You lose a phenomenal contributor while gaining a mediocre manager. When your career ladder only exists of management rungs, your contributors feel “capped” in their career, and will therefore leave your company upon realizing that they definitely do not want to manage people. For those willing to give it a shot, they are often doing so only because of lack of options, not because of the presence of passion for managing people. Don’t allow your career ladder to be one of the reasons your organization loses talent.
Other contributors will feel the brunt of your career ladder’s shortcomings. The person promoted to management could possibly feel elated, at least at first. He or she just received a promotion, a title change, and a position of perceived authority. But the failures of your career ladder will eventually feel their direct reports. Not only do they now have a leader who may not be a good manager, but they’ve also lost a valuable colleague alongside them “in the trenches”.

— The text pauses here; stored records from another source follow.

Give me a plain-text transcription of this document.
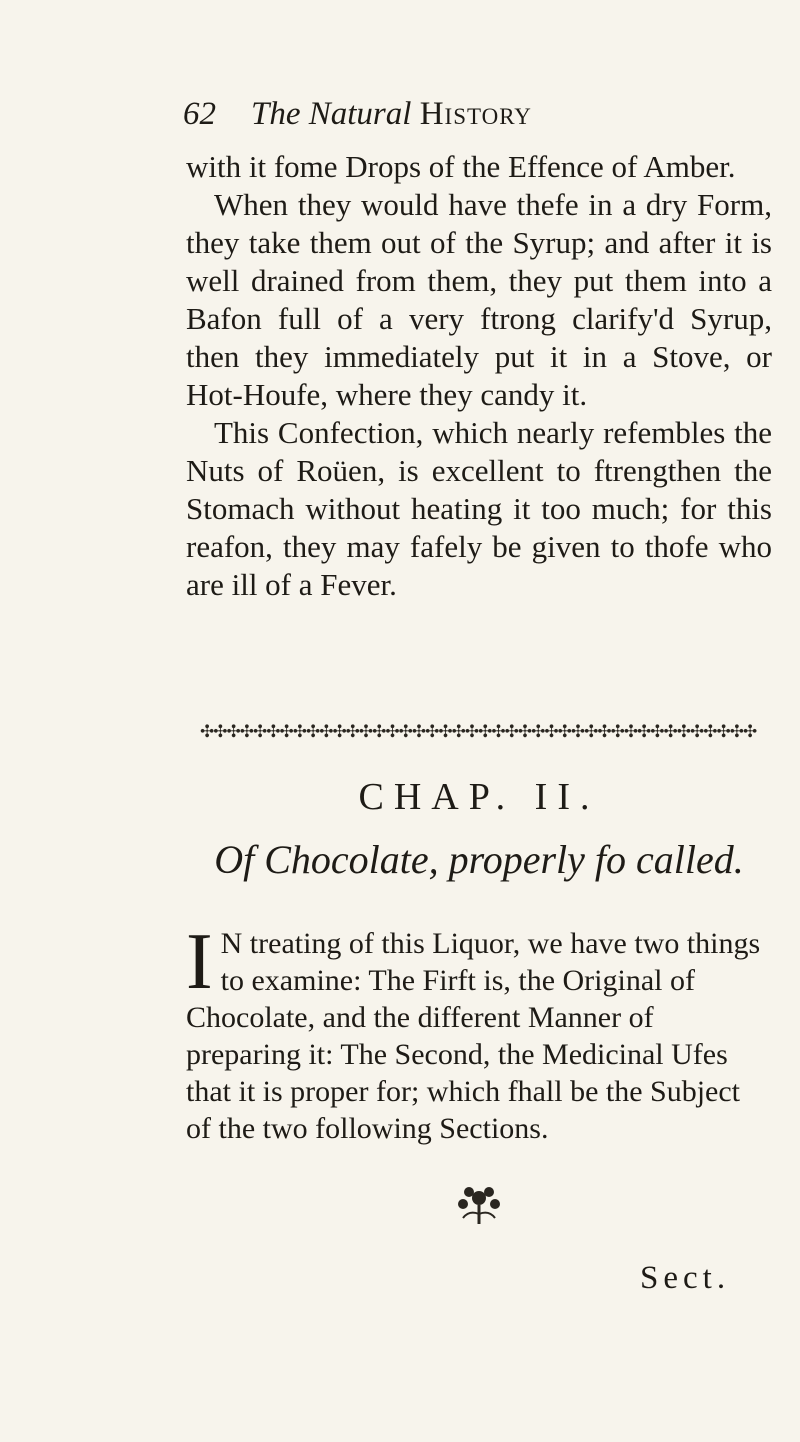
62 The Natural History

with it fome Drops of the Effence of Amber.

When they would have thefe in a dry Form, they take them out of the Syrup; and after it is well drained from them, they put them into a Bafon full of a very ftrong clarify'd Syrup, then they immediately put it in a Stove, or Hot-Houfe, where they candy it.

This Confection, which nearly refembles the Nuts of Roüen, is excellent to ftrengthen the Stomach without heating it too much; for this reafon, they may fafely be given to thofe who are ill of a Fever.

✣✣✣✣✣✣✣✣✣✣✣✣✣✣✣✣✣✣✣✣✣✣✣✣✣✣✣✣✣✣✣✣✣✣✣✣✣✣✣✣✣✣
CHAP. II.
Of Chocolate, properly fo called.
I N treating of this Liquor, we have two things to examine: The Firft is, the Original of Chocolate, and the different Manner of preparing it: The Second, the Medicinal Ufes that it is proper for; which fhall be the Subject of the two following Sections.
Sect.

It builds a culture of contributors as second-class citizens to management. When your promotional chain only communicates or includes people-management positions, those in contributing positions feel like they aren’t as recognized or rewarded. If there are no senior-level and above contributor positions, your talent will soon leave for a company that recognizes knowledge workers as necessary as people managers.
Lattices, not ladders. Ladders are single-path tools. One way up or down. A lattice, on the hand, has multiple paths, both vertically and horizontally. LinkedIn has done a solid job of this, with a “management” career path as well as a “technical” career path, each well-defined, and flexing from one career path to another is not only allowed but encouraged when the context calls for it. If I’m an employee at your company, and I want to remain at your company for a decade as a contributor, is there a clear career path for me to follow, or would you at some point talk to me about managing people? In addition to allowing people to enter people management, you should also allow for people to remain a contributor while advancing in their career as well.

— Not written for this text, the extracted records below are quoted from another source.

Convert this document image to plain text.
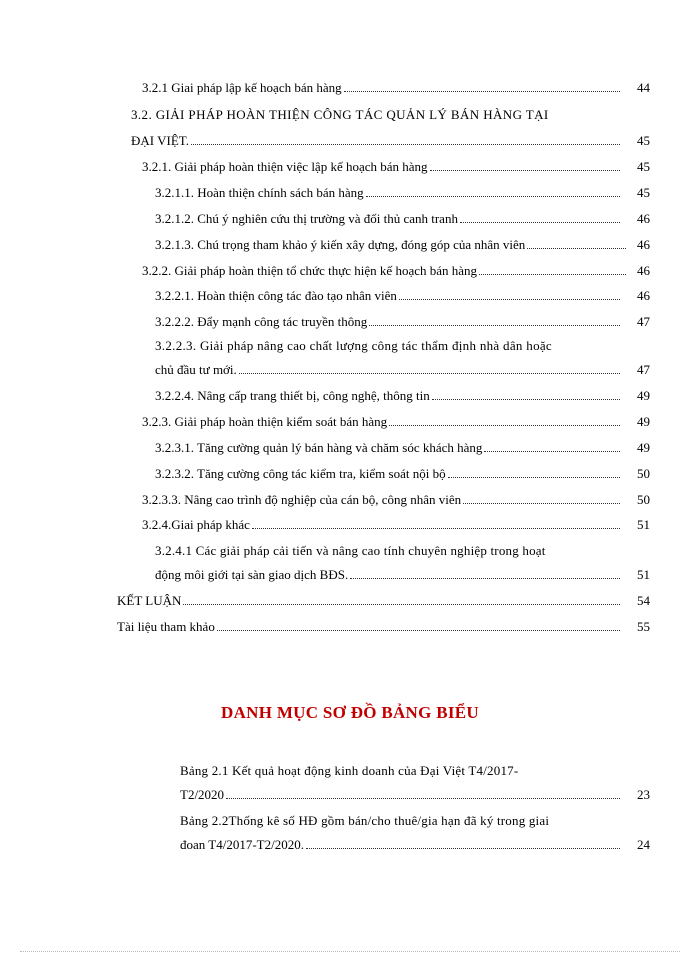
3.2.1 Giai pháp lập kế hoạch bán hàng	44
3.2. GIẢI PHÁP HOÀN THIỆN CÔNG TÁC QUẢN LÝ BÁN HÀNG TẠI
ĐẠI VIỆT.	45
3.2.1. Giải pháp hoàn thiện việc lập kế hoạch bán hàng	45
3.2.1.1. Hoàn thiện chính sách bán hàng	45
3.2.1.2. Chú ý nghiên cứu thị trường và đối thủ canh tranh	46
3.2.1.3. Chú trọng tham khảo ý kiến xây dựng, đóng góp của nhân viên	46
3.2.2. Giải pháp hoàn thiện tổ chức thực hiện kế hoạch bán hàng	46
3.2.2.1. Hoàn thiện công tác đào tạo nhân viên	46
3.2.2.2. Đẩy mạnh công tác truyền thông	47
3.2.2.3. Giải pháp nâng cao chất lượng công tác thẩm định nhà dân hoặc
chủ đầu tư mới.	47
3.2.2.4. Nâng cấp trang thiết bị, công nghệ, thông tin	49
3.2.3. Giải pháp hoàn thiện kiểm soát bán hàng	49
3.2.3.1. Tăng cường quản lý bán hàng và chăm sóc khách hàng	49
3.2.3.2. Tăng cường công tác kiểm tra, kiểm soát nội bộ	50
3.2.3.3. Nâng cao trình độ nghiệp của cán bộ, công nhân viên	50
3.2.4.Giai pháp khác	51
3.2.4.1 Các giải pháp cải tiến và nâng cao tính chuyên nghiệp trong hoạt
động môi giới tại sàn giao dịch BĐS.	51
KẾT LUẬN	54
Tài liệu tham khảo	55
DANH MỤC SƠ ĐỒ BẢNG BIỂU
Bảng 2.1 Kết quả hoạt động kinh doanh của Đại Việt T4/2017-
T2/2020	23
Bảng 2.2Thống kê số HĐ gồm bán/cho thuê/gia hạn đã ký trong giai
đoan T4/2017-T2/2020.	24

Encourage cross-functional career changes. As long as cross-functional career changes (product to engineering, marketing to finance, line cook to front-of-house, etc.) are clearly communicated in advance to all parties involved, they can be very healthy for a company’s culture. It allows for people to find their passion while putting the most skilled person in a position suitable for them. Again, communication is key because you don’t want for territorial feuds to begin across your organization as people try to poach resources, but when done in a healthy manner, cross-functional career changes can be a positive experience for all involved.

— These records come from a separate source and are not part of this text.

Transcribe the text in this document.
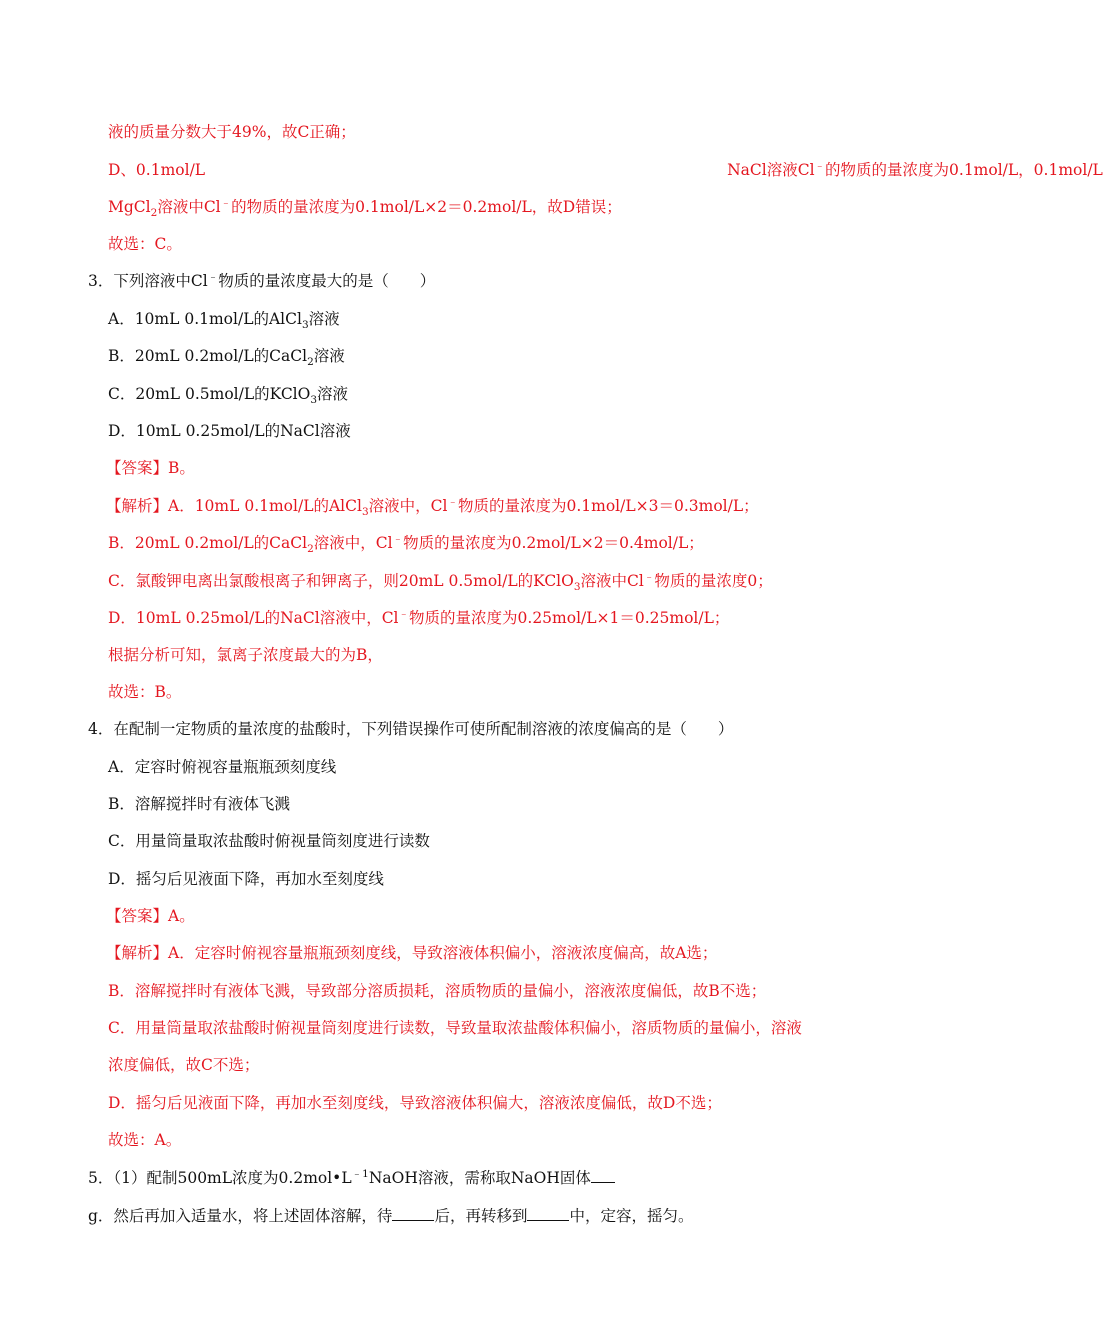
液的质量分数大于49%，故C正确；
D、0.1mol/L	NaCl溶液Cl﹣的物质的量浓度为0.1mol/L，0.1mol/L
MgCl$_2$溶液中Cl﹣的物质的量浓度为0.1mol/L×2＝0.2mol/L，故D错误；
故选：C。
3．下列溶液中Cl﹣物质的量浓度最大的是（　　）
A．10mL 0.1mol/L的AlCl$_3$溶液
B．20mL 0.2mol/L的CaCl$_2$溶液
C．20mL 0.5mol/L的KClO$_3$溶液
D．10mL 0.25mol/L的NaCl溶液
【答案】B。
【解析】A．10mL 0.1mol/L的AlCl$_3$溶液中，Cl﹣物质的量浓度为0.1mol/L×3＝0.3mol/L；
B．20mL 0.2mol/L的CaCl$_2$溶液中，Cl﹣物质的量浓度为0.2mol/L×2＝0.4mol/L；
C．氯酸钾电离出氯酸根离子和钾离子，则20mL 0.5mol/L的KClO$_3$溶液中Cl﹣物质的量浓度0；
D．10mL 0.25mol/L的NaCl溶液中，Cl﹣物质的量浓度为0.25mol/L×1＝0.25mol/L；
根据分析可知，氯离子浓度最大的为B，
故选：B。
4．在配制一定物质的量浓度的盐酸时，下列错误操作可使所配制溶液的浓度偏高的是（　　）
A．定容时俯视容量瓶瓶颈刻度线
B．溶解搅拌时有液体飞溅
C．用量筒量取浓盐酸时俯视量筒刻度进行读数
D．摇匀后见液面下降，再加水至刻度线
【答案】A。
【解析】A．定容时俯视容量瓶瓶颈刻度线，导致溶液体积偏小，溶液浓度偏高，故A选；
B．溶解搅拌时有液体飞溅，导致部分溶质损耗，溶质物质的量偏小，溶液浓度偏低，故B不选；
C．用量筒量取浓盐酸时俯视量筒刻度进行读数，导致量取浓盐酸体积偏小，溶质物质的量偏小，溶液
浓度偏低，故C不选；
D．摇匀后见液面下降，再加水至刻度线，导致溶液体积偏大，溶液浓度偏低，故D不选；
故选：A。
5．（1）配制500mL浓度为$0.2mol•L^{﹣1}NaOH$溶液，需称取NaOH固体
g．然后再加入适量水，将上述固体溶解，待	后，再转移到	中，定容，摇匀。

Offer opportunities to explore management pre-promotion. “So you think you want to manage?” classes, allowing contributors to be mentors, and delegating time-bound projects and teams to contributors allows them to explore what it looks like to manage people in a safe environment with an exit point. These opportunities also allows you to evaluate the person in a leadership role without major consequence if it doesn’t work out.
Create a leadership-development program. Regardless if someone is a contributor or people-manager, they can still utilize leadership skills. In fact, the amount of influence one exhibits as a contributor is often what separates a senior-level contributor from someone more junior. By building a program to develop leaders, you bolster the scalability of your organization with regards to management, because you will eventually find people passionate about managing and leading people while encouraging contributors to exhibit more influence within their role. It’s a win-win.